Re: Some observations regardig the progress towards Debian 3.1
On Wed, 19 Nov 2003, Adrian Bunk wrote:
> On Wed, Nov 19, 2003 at 05:34:53PM +0200, Martin-Éric Racine wrote:
> > * In relation to this, Mozilla 1.3 (IMHO, the last rock-solid built
> > we've had on Debian) was good enough for Testing and should have been
> > allowed to trickle down, instead of being constantly replaced by
> > progressively buggier 1.4 and 1.5 releases. While the novelty factor of
> How do you back your statement that 1.4 and 1.5 are "progressively
> buggier" than 1.3?
Slower starts, clunkier and more sluggish operation, quickly slows the whole
systme to a crawl because of its ever increasin memory usage over a session.
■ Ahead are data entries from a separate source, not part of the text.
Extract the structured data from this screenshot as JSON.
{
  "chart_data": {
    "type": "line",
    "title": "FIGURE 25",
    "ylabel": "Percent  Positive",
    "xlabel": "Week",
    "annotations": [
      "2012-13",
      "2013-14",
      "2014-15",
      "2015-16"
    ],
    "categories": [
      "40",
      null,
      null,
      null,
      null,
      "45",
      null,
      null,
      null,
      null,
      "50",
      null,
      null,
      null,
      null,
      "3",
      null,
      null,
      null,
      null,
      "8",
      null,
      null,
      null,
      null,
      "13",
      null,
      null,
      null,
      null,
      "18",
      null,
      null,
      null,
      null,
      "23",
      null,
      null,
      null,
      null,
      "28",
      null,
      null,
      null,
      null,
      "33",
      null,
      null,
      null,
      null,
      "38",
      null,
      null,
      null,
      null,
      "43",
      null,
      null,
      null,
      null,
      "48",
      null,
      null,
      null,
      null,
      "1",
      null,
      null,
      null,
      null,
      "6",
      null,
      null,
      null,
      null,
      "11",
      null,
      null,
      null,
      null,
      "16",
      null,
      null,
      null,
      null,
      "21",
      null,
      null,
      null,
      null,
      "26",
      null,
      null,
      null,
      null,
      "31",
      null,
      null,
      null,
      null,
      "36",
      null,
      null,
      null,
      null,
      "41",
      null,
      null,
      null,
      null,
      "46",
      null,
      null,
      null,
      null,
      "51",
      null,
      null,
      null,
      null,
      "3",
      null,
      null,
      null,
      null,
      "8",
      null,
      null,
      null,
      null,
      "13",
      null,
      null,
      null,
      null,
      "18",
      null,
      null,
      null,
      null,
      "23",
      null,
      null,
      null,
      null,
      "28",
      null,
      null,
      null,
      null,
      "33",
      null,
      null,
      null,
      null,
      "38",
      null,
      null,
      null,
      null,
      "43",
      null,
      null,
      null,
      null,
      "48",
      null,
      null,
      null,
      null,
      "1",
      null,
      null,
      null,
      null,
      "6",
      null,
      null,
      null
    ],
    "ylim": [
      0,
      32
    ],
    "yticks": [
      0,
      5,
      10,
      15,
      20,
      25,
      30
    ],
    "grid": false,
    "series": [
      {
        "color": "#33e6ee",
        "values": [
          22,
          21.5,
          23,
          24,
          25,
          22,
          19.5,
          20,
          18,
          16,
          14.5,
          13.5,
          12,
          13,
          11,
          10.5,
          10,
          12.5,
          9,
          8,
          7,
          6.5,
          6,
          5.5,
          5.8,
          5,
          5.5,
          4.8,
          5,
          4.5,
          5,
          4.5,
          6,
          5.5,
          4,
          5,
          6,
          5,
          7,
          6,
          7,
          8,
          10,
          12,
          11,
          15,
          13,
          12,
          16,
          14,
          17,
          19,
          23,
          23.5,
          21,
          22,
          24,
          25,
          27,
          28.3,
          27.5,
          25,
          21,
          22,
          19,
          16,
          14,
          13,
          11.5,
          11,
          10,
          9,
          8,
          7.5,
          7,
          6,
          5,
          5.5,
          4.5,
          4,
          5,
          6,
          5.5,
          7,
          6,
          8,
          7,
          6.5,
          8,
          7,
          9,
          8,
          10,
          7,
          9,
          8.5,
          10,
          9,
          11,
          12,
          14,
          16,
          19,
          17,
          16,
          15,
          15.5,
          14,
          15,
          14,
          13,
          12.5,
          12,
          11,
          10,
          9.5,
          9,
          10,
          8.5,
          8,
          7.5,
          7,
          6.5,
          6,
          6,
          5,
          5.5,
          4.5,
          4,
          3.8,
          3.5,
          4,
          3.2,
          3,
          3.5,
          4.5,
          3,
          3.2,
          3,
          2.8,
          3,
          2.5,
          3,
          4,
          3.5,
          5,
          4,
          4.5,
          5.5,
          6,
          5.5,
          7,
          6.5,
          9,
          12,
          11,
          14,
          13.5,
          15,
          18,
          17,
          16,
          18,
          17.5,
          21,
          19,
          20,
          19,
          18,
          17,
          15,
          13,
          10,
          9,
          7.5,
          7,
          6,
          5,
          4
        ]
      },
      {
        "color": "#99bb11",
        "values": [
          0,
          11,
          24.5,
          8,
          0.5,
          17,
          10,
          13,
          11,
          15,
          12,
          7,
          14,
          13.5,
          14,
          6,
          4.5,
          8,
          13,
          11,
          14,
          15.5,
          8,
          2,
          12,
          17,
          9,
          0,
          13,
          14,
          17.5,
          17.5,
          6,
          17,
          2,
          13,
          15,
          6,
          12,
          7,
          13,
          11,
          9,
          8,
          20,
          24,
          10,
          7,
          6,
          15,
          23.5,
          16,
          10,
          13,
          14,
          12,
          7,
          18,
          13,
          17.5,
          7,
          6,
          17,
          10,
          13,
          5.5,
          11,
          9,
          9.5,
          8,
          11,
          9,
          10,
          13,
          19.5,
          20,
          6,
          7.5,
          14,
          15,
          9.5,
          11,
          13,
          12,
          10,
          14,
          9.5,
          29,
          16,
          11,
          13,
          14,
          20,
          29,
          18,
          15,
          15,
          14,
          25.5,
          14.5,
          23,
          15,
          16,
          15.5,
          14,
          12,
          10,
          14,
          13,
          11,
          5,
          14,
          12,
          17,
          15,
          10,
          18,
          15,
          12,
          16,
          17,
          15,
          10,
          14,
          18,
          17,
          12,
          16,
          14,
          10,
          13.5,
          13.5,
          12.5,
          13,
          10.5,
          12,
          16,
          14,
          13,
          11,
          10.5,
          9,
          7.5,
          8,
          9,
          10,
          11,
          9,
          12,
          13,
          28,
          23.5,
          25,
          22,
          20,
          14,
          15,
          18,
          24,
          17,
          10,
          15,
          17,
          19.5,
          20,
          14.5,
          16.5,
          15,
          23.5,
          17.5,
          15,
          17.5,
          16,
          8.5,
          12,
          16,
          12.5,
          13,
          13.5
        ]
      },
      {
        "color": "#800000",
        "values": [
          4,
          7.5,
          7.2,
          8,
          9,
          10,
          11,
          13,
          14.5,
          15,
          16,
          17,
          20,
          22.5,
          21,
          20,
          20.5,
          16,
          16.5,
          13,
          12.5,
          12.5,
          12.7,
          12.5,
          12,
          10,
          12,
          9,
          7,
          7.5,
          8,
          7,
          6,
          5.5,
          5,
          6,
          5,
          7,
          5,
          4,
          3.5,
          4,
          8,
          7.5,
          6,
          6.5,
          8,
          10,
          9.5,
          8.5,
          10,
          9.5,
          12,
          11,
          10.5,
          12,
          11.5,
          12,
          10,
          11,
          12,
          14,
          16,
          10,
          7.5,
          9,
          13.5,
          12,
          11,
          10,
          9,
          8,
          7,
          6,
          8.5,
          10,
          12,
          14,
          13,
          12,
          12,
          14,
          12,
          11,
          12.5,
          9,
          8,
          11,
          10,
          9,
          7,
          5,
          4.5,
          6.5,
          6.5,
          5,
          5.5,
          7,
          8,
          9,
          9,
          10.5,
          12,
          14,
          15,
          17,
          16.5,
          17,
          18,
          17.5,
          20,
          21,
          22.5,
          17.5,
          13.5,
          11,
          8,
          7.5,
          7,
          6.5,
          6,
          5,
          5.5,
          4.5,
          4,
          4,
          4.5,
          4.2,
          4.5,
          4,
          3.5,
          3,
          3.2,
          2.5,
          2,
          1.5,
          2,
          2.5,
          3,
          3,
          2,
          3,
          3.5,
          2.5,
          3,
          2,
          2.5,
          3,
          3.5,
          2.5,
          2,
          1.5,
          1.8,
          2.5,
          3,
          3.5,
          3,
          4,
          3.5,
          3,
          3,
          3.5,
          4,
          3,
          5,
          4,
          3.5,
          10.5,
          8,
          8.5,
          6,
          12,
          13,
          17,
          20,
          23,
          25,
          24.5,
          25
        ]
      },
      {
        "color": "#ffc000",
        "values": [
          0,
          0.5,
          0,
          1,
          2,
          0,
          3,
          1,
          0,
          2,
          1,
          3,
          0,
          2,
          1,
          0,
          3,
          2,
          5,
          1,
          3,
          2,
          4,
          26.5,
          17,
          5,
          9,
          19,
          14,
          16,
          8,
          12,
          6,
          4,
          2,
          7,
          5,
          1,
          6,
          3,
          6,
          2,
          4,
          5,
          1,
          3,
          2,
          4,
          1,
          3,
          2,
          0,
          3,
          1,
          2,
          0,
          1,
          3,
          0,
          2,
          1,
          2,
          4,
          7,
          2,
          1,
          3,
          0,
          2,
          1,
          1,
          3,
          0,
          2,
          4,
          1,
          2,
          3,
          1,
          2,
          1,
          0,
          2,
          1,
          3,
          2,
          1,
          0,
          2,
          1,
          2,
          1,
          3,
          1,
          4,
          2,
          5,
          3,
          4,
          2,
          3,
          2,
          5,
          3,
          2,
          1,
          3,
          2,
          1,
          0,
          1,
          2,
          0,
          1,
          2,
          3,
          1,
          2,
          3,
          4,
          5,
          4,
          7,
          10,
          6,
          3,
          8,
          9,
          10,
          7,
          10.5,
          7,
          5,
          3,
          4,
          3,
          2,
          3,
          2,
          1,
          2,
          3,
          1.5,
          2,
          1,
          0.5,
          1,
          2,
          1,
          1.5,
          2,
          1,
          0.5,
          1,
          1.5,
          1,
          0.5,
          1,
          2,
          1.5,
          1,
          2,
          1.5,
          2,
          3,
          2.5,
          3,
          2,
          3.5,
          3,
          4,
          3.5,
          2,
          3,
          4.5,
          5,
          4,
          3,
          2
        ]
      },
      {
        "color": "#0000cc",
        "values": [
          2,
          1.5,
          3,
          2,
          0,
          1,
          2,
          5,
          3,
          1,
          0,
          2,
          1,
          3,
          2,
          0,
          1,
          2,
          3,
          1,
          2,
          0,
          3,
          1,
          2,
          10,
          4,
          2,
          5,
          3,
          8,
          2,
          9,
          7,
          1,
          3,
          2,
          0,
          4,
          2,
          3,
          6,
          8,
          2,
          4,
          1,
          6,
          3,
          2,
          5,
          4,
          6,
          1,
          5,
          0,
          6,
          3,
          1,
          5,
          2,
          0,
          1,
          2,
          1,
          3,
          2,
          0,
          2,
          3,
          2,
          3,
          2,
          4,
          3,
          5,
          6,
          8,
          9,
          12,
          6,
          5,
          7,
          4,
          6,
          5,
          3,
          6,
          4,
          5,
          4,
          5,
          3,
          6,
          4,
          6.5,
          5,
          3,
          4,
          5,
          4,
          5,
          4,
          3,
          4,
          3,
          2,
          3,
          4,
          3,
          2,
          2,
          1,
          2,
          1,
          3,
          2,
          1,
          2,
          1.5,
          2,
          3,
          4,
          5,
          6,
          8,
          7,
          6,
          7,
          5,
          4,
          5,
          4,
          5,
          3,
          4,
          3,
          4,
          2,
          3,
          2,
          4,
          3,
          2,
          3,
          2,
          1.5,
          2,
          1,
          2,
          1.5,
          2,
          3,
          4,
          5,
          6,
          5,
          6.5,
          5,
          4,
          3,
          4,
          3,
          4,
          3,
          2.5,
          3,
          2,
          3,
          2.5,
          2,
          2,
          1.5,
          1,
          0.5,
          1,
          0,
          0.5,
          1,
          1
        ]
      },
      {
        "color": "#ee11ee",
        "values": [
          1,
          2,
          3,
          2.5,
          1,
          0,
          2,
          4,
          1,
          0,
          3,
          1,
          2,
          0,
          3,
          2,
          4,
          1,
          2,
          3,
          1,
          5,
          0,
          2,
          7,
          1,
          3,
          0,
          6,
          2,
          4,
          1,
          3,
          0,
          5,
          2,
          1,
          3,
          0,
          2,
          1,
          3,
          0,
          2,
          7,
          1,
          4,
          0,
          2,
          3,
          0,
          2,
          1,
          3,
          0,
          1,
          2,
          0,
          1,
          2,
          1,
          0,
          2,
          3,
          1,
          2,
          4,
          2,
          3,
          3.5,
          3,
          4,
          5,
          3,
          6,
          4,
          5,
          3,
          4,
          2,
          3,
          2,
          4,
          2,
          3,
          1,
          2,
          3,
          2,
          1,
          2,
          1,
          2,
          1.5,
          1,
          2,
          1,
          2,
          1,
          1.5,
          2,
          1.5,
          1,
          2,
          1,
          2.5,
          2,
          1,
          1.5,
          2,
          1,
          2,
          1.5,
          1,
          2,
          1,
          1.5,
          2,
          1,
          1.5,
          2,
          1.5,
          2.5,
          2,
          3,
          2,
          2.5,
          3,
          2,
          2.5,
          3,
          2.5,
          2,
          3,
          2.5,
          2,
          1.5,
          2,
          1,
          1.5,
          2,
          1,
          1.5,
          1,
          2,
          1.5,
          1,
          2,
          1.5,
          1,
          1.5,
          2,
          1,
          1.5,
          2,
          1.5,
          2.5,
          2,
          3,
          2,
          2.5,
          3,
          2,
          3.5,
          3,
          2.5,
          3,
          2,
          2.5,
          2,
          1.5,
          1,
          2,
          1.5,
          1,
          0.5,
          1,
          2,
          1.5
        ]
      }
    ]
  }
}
> > My solution to this is as follow:
> > 1) Only build packages against dependencies that already are in
> > Testing, always. If a new package (e.g. a new Evolution from upstream)
> > depends upon libraries or a version thereof not yet in testing, build
> > the said library against the glibc and other dependencies in Testing,
> > then build Evolution against that, then uploaded them both to Unstable
> > for their 14-day processing. This should guarantee that Testing always
> As said above, there is no "14-day processing"...
Whatever. It could be 50-20-5, I could care less about the exact timeframe.
You still haven't commented on the overall idea of always building upon libs and
other dependencies already in Testing, instead of building on, say, a glibc that
is in unstable, preventing a few hundred of packages from sliding into testing,
as it happened a few months ago.
> > is in a releasable state, since everything in it is only built against
> > the libraries it offers.
> Besides other problems, one RC bugs in the chain of packages will cause
> your proposal to fail.
> > 2) unstable
> > * Trusted packages entering Debian for the first time and which were
> > built against Testing dependencies also enter the release chain here.
> > New releases of Evolution based upon GTK2 would fit into this category.
> The way testing works, this might effectively make it impossible for new
> so-version of libraries to ever enter testing...
This was a proposal to _change_ the way it works.
> > 4) stable
> > Remains as conservative as before. Only receives uploads that fix RC
> > bugs on its existing packages.
> That's wrong.
> The rules for stable are stricter than "fix RC bugs". Except selected
> exceptions, only security fixes are allowed.
This was a proposal to _improve_ the way it works. Allowing RC fixes, not just
critical security advisories, would still be highly conservative, but would
allow for a more robust Stable as well.
> > Hopefully, the above made sense.
Then you might as well stop complaining that nobody has any solutions to improve
things, if you focus on nitpicking where people missed a spot on how the actual
system currently works, instead of hearing out what solutions they have.
You should also move to have the "end-users matter" part crossed out of Debian
project, instead officially calling it for the hackers-only user-hostile bloat
that it really is, and issue a press release about that.
Then spend the next 10 years wondering why the masses still ignore Debian and
prefered switching from Red Hat to Fedora (despite the FUD about its future) or
continue choosing other distributions over Debian.
Spend the same amount of time wondering why the average user would feel better
if Debian developpers had added support for non-Intel architectures to Anaconda
or to PGI, instead of spending 3 years _trying_ to reinvent the wheel and still
coming up with something that is barely any better than Woody's floppies, from
an end-user's perspective.
Anyhow, I don't intend on wasting any further time on this thread. I read what I
needed to know and got to notice, once again, what makes Debian so despicable.